Here is a typical example output:

c Reading file 'valves-gates-1-k617-unsat.shuffled-as.sat03-412.cnf.gz'
c -- header says num vars:         985042
c -- header says num clauses:     3113540
[.. after about 124K conflicts ..]
c XOR finding  Num XORs: 104091 avg size:  3.0 T: 2.11
c Cut XORs into 2185 block(s) sum vars: 180818 T: 0.11
c Extracted XOR info. Units: 0 Bins: 1275 0-depth-assigns: 0 T: 8.34

Here, about 104K XOR clauses were found (using a sophisticated algorithm) within 2.11s, all of size 3. These XOR clauses were subjected to disconnected component analysis (within the XOR sphere) and they were found to belong to 2185 components. It is important to cut XORs into groups, because Gaussian elimination is an O(n^{\approx 2.5}) algorithm and if we can reduce the n by having more than one matrix, the speed is significantly increased. Next, these 2185 matrices were Gauss-eliminated and were found to contain 1275 binary XOR clauses, which were quickly marked as equivalent literals.

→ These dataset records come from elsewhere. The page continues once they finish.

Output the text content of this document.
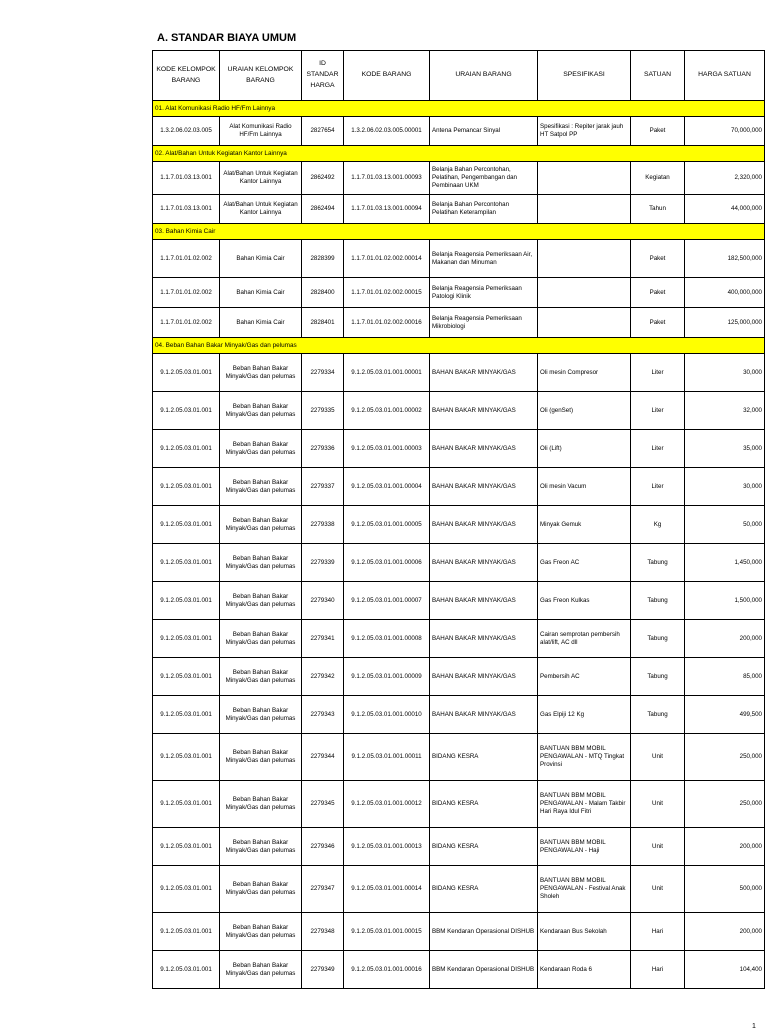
A. STANDAR BIAYA UMUM
KODE KELOMPOK BARANG	URAIAN KELOMPOK BARANG	ID STANDAR HARGA	KODE BARANG	URAIAN BARANG	SPESIFIKASI	SATUAN	HARGA SATUAN
01. Alat Komunikasi Radio HF/Fm Lainnya							
1.3.2.06.02.03.005	Alat Komunikasi Radio HF/Fm Lainnya	2827654	1.3.2.06.02.03.005.00001	Antena Pemancar Sinyal	Spesifikasi : Repiter jarak jauh HT Satpol PP	Paket	70,000,000
02. Alat/Bahan Untuk Kegiatan Kantor Lainnya							
1.1.7.01.03.13.001	Alat/Bahan Untuk Kegiatan Kantor Lainnya	2862492	1.1.7.01.03.13.001.00093	Belanja Bahan Percontohan, Pelatihan, Pengembangan dan Pembinaan UKM		Kegiatan	2,320,000
1.1.7.01.03.13.001	Alat/Bahan Untuk Kegiatan Kantor Lainnya	2862494	1.1.7.01.03.13.001.00094	Belanja Bahan Percontohan Pelatihan Keterampilan		Tahun	44,000,000
03. Bahan Kimia Cair							
1.1.7.01.01.02.002	Bahan Kimia Cair	2828399	1.1.7.01.01.02.002.00014	Belanja Reagensia Pemeriksaan Air, Makanan dan Minuman		Paket	182,500,000
1.1.7.01.01.02.002	Bahan Kimia Cair	2828400	1.1.7.01.01.02.002.00015	Belanja Reagensia Pemeriksaan Patologi Klinik		Paket	400,000,000
1.1.7.01.01.02.002	Bahan Kimia Cair	2828401	1.1.7.01.01.02.002.00016	Belanja Reagensia Pemeriksaan Mikrobiologi		Paket	125,000,000
04. Beban Bahan Bakar Minyak/Gas dan pelumas							
9.1.2.05.03.01.001	Beban Bahan Bakar Minyak/Gas dan pelumas	2279334	9.1.2.05.03.01.001.00001	BAHAN BAKAR MINYAK/GAS	Oli mesin Compresor	Liter	30,000
9.1.2.05.03.01.001	Beban Bahan Bakar Minyak/Gas dan pelumas	2279335	9.1.2.05.03.01.001.00002	BAHAN BAKAR MINYAK/GAS	Oli (genSet)	Liter	32,000
9.1.2.05.03.01.001	Beban Bahan Bakar Minyak/Gas dan pelumas	2279336	9.1.2.05.03.01.001.00003	BAHAN BAKAR MINYAK/GAS	Oli (Lift)	Liter	35,000
9.1.2.05.03.01.001	Beban Bahan Bakar Minyak/Gas dan pelumas	2279337	9.1.2.05.03.01.001.00004	BAHAN BAKAR MINYAK/GAS	Oli mesin Vacum	Liter	30,000
9.1.2.05.03.01.001	Beban Bahan Bakar Minyak/Gas dan pelumas	2279338	9.1.2.05.03.01.001.00005	BAHAN BAKAR MINYAK/GAS	Minyak Gemuk	Kg	50,000
9.1.2.05.03.01.001	Beban Bahan Bakar Minyak/Gas dan pelumas	2279339	9.1.2.05.03.01.001.00006	BAHAN BAKAR MINYAK/GAS	Gas Freon AC	Tabung	1,450,000
9.1.2.05.03.01.001	Beban Bahan Bakar Minyak/Gas dan pelumas	2279340	9.1.2.05.03.01.001.00007	BAHAN BAKAR MINYAK/GAS	Gas Freon Kulkas	Tabung	1,500,000
9.1.2.05.03.01.001	Beban Bahan Bakar Minyak/Gas dan pelumas	2279341	9.1.2.05.03.01.001.00008	BAHAN BAKAR MINYAK/GAS	Cairan semprotan pembersih alat/lift, AC dll	Tabung	200,000
9.1.2.05.03.01.001	Beban Bahan Bakar Minyak/Gas dan pelumas	2279342	9.1.2.05.03.01.001.00009	BAHAN BAKAR MINYAK/GAS	Pembersih AC	Tabung	85,000
9.1.2.05.03.01.001	Beban Bahan Bakar Minyak/Gas dan pelumas	2279343	9.1.2.05.03.01.001.00010	BAHAN BAKAR MINYAK/GAS	Gas Elpiji 12 Kg	Tabung	499,500
9.1.2.05.03.01.001	Beban Bahan Bakar Minyak/Gas dan pelumas	2279344	9.1.2.05.03.01.001.00011	BIDANG KESRA	BANTUAN BBM MOBIL PENGAWALAN - MTQ Tingkat Provinsi	Unit	250,000
9.1.2.05.03.01.001	Beban Bahan Bakar Minyak/Gas dan pelumas	2279345	9.1.2.05.03.01.001.00012	BIDANG KESRA	BANTUAN BBM MOBIL PENGAWALAN - Malam Takbir Hari Raya Idul Fitri	Unit	250,000
9.1.2.05.03.01.001	Beban Bahan Bakar Minyak/Gas dan pelumas	2279346	9.1.2.05.03.01.001.00013	BIDANG KESRA	BANTUAN BBM MOBIL PENGAWALAN - Haji	Unit	200,000
9.1.2.05.03.01.001	Beban Bahan Bakar Minyak/Gas dan pelumas	2279347	9.1.2.05.03.01.001.00014	BIDANG KESRA	BANTUAN BBM MOBIL PENGAWALAN - Festival Anak Sholeh	Unit	500,000
9.1.2.05.03.01.001	Beban Bahan Bakar Minyak/Gas dan pelumas	2279348	9.1.2.05.03.01.001.00015	BBM Kendaran Operasional DISHUB	Kendaraan Bus Sekolah	Hari	200,000
9.1.2.05.03.01.001	Beban Bahan Bakar Minyak/Gas dan pelumas	2279349	9.1.2.05.03.01.001.00016	BBM Kendaran Operasional DISHUB	Kendaraan Roda 6	Hari	104,400
1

To perform Gaussian elimination at top-level, CryptoMiniSat uses the excellent m4ri library, maintained by my old college and friend Martin Albrecht. It’s a lightweight yet extremely fast Gaussian elimination system using all sorts of nifty tricks to do its job. Unfortunately, for large matrices it can still take a long while as the algorithm itself is not cheap, so I have a cut-off for matrices that are too large.

What a future CryptoMiniSat 3.x could do

Once we have extracted the XORs, we could just as well keep them around during search and perform Gaussian elimination at levels below the top-level. This would bring us close to the old system in terms of real performance — native propagation (which would be unavailable) can only give a 1.5x-2x speedup, but Gaussian elimination at every level can give much more. I would need to clean up a lot of code and then, maybe, this would work. Maybe I’ll do this one day. Though, after spending weeks doing it, probably people will still believe it only does top-level. At least right now, it’s the case.

Conclusions

Implementing a new theory such as XOR deep into the guts of a SAT solver is neither easy nor does it provide a clear advantage in most situations. Those who push for these native theories have either not tried implementing them into a complicated solver such as lingeling/SatELite/CryptoMiniSat/clasp or have already bit the bullet such as the clasp group and I did, and it is probably limiting them in extending the system with new techniques. The resulting larger internal state leads to edge cases, exceptions, and much-much more code.